Well good job Facebook - You don't make any money directly from me, especially since I don't click on your ads or buy your fake digital "gifts" to send people. But I do pay another company around 2 dollars a month to host my pictures in a (in my opinion) nice way for others to see in their original glory - Flickr. Let's look at that composition one more time - there's a reason I included the Flickr picture - compare it (original, screenshot from Flickr's standard view) to either of the two on the bottom, and you'll see that Simon and Tim don't look burnt anymore, but perhaps a bit older. Their sleek boyish features have been turned into sharp glares, cutting into my soul by Tim's wrinkley "enraged" forehead, and Simon's cheek border which make him look like a "seething monster":

(Aperture 500px wide):

(Flickr 500px wide):


Ok, I overutilized the thesaurus on this one, and I went over the top with criticizing Flickr too, because all they did was add some more definition to the image.
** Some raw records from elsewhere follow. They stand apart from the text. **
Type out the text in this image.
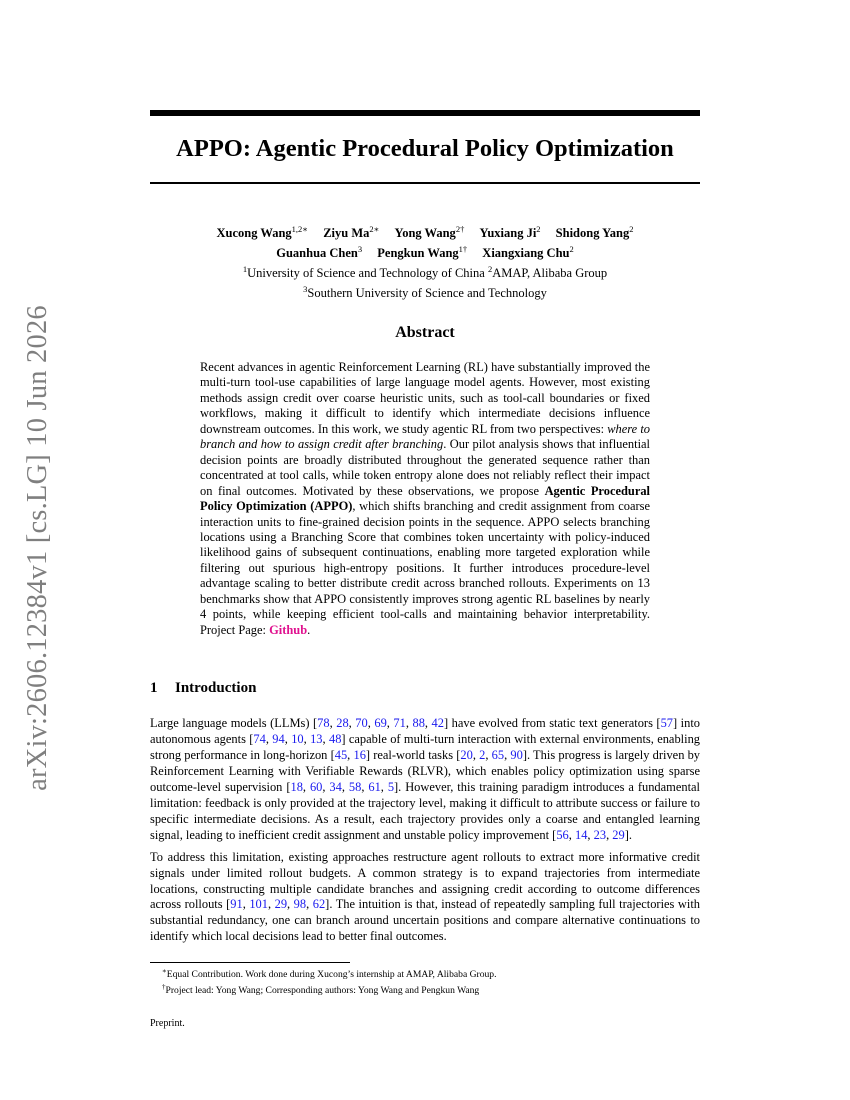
arXiv:2606.12384v1 [cs.LG] 10 Jun 2026
APPO: Agentic Procedural Policy Optimization
Xucong Wang$^{1,2∗}$ Ziyu $Ma^{2∗}$ Yong Wang$^{2\dagger}$ Yuxiang Ji$^2$ Shidong Yang$^2$
Guanhua Chen$^3$ Pengkun Wang$^{1\dagger}$ Xiangxiang Chu$^2$
$^1$University of Science and Technology of China $^2$AMAP, Alibaba Group
$^3$Southern University of Science and Technology
Abstract
Recent advances in agentic Reinforcement Learning (RL) have substantially improved the multi-turn tool-use capabilities of large language model agents. However, most existing methods assign credit over coarse heuristic units, such as tool-call boundaries or fixed workflows, making it difficult to identify which intermediate decisions influence downstream outcomes. In this work, we study agentic RL from two perspectives: where to branch and how to assign credit after branching. Our pilot analysis shows that influential decision points are broadly distributed throughout the generated sequence rather than concentrated at tool calls, while token entropy alone does not reliably reflect their impact on final outcomes. Motivated by these observations, we propose Agentic Procedural Policy Optimization (APPO), which shifts branching and credit assignment from coarse interaction units to fine-grained decision points in the sequence. APPO selects branching locations using a Branching Score that combines token uncertainty with policy-induced likelihood gains of subsequent continuations, enabling more targeted exploration while filtering out spurious high-entropy positions. It further introduces procedure-level advantage scaling to better distribute credit across branched rollouts. Experiments on 13 benchmarks show that APPO consistently improves strong agentic RL baselines by nearly 4 points, while keeping efficient tool-calls and maintaining behavior interpretability. Project Page: Github.
1 Introduction

Large language models (LLMs) [78, 28, 70, 69, 71, 88, 42] have evolved from static text generators [57] into autonomous agents [74, 94, 10, 13, 48] capable of multi-turn interaction with external environments, enabling strong performance in long-horizon [45, 16] real-world tasks [20, 2, 65, 90]. This progress is largely driven by Reinforcement Learning with Verifiable Rewards (RLVR), which enables policy optimization using sparse outcome-level supervision [18, 60, 34, 58, 61, 5]. However, this training paradigm introduces a fundamental limitation: feedback is only provided at the trajectory level, making it difficult to attribute success or failure to specific intermediate decisions. As a result, each trajectory provides only a coarse and entangled learning signal, leading to inefficient credit assignment and unstable policy improvement [56, 14, 23, 29].

To address this limitation, existing approaches restructure agent rollouts to extract more informative credit signals under limited rollout budgets. A common strategy is to expand trajectories from intermediate locations, constructing multiple candidate branches and assigning credit according to outcome differences across rollouts [91, 101, 29, 98, 62]. The intuition is that, instead of repeatedly sampling full trajectories with substantial redundancy, one can branch around uncertain positions and compare alternative continuations to identify which local decisions lead to better final outcomes.

∗Equal Contribution. Work done during Xucong’s internship at AMAP, Alibaba Group.
†Project lead: Yong Wang; Corresponding authors: Yong Wang and Pengkun Wang
Preprint.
I suppose I can live with that because I can still make out the window behind them and if I wasn't sure what tire company's blimp logo was on Simon's name tag, I can certainly read it now. But still, I want to know why they did that. Same reason as Facebook? I'm actually not sure because when I downloaded the picture from Flickr, it clocks in at 82.79 KB, and when I sized it to 500px wide using Aperture, I got 60KB, so the dead original, looking good, is actually smaller than the one Flickr serves. This is most likely because my software knows I'll wait for it to do the proper calculation, while Flickr probably does some sort of time/cost analysis to figure out that it's worth it to serve ~20KB more for my photo than to do precise image scaling and retain it's original look.

Or another theory (probably the more likely of the two) is they feel that on a smaller scale, more definition is usually better because it's harder to see what's going on in the picture without it. I don't feel Simon and Tim have quite so much definition in their faces in the larger versions of the picture than they do in the smaller version. The engineers at Yahoo and Flickr tend to know what they're doing, so they probably did this on purpose. They obviously have a keener eye for pictures than Facebook does, as they're a picture sharing site, whereas Facebook isn't a site explicitly designed for sharing pictures. Maybe the information about Flickr's practices is posted somewhere and I don't know where to find it, if it's out there, leave me a comment showing me where it is :)

Now that I'm thinking about it, I should probably see what Google and Picasaweb (free to an extent, just like Flickr, but less free than Facebook, with no option to pay anything) are doing to your pictures. Are they pure and natural, just as you intended, or has definition and evil background removal been placed on top of them for the sake of saving a few dollars? Find out when I put it to the test, sometime soon.